One deal already in the market generated news throughout the final week of July: the Ntelos $635 million Libor plus 375 bps six-year term loan.

Mid-week the company decreased the original issue discount it is offering to investors for participating by 50 bps, to 99 from 98.5.

JP Morgan is leading the $670 million credit facility, which also includes a $35 million revolver.

A bank loan investor looks for Ntelos allocations to be tight.

"They're only giving people what they already have, which leads you to believe that there is a lot of demand," the investor said, explaining that the amount you hold of the old Ntelos loan will dictate how much of the new one will be allocated to you.

"They're not guaranteeing you will get that much," the investor said.

"They're just saying that you won't get more."

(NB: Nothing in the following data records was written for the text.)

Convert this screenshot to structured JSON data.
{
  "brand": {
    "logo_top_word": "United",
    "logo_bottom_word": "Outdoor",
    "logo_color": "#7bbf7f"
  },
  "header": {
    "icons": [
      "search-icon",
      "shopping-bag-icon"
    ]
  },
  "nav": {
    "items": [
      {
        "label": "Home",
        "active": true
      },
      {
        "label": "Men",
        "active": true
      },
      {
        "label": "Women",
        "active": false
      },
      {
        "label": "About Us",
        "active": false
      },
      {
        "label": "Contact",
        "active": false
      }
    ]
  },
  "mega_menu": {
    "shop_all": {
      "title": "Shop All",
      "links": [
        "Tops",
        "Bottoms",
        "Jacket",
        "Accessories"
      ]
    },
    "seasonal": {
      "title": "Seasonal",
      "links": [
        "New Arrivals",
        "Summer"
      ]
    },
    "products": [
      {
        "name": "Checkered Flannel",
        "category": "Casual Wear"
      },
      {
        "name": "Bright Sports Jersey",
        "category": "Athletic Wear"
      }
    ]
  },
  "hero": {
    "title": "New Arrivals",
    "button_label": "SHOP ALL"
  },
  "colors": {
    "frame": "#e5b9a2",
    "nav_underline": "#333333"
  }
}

"Tight" is the watchword for the bank loan market presently, the investor said, adding that paper is hard to come by.

However the improvement in secondary prices makes a new issue calendar much more possible, the source added.

"When bank loans were trading in the 70s, the new issue market was tough because no one wanted to buy new issues when secondary prices were so cheap.

"Now that a big part of the loan market is trading in the 90s it should not be so hard to bring new issues.

"Ntelos is doing it. They are a well-known, high-quality issuer.

"That kind of issuer can bring a new deal without having to grant a major discount."

UPC plans add-on

Finally on Friday, UPC Holdings BV set talk on a quick-to-market $300 million add-on to its Libor plus 350 basis points term loan T at the 96 area.

That talk is cheap to the 96¾ bid, 98¾ offered levels of the existing paper, a market source said.

Books were expected to close before the end of the day.

JP Morgan is leading the deal.

The $500 million term loan T matures in December 2016.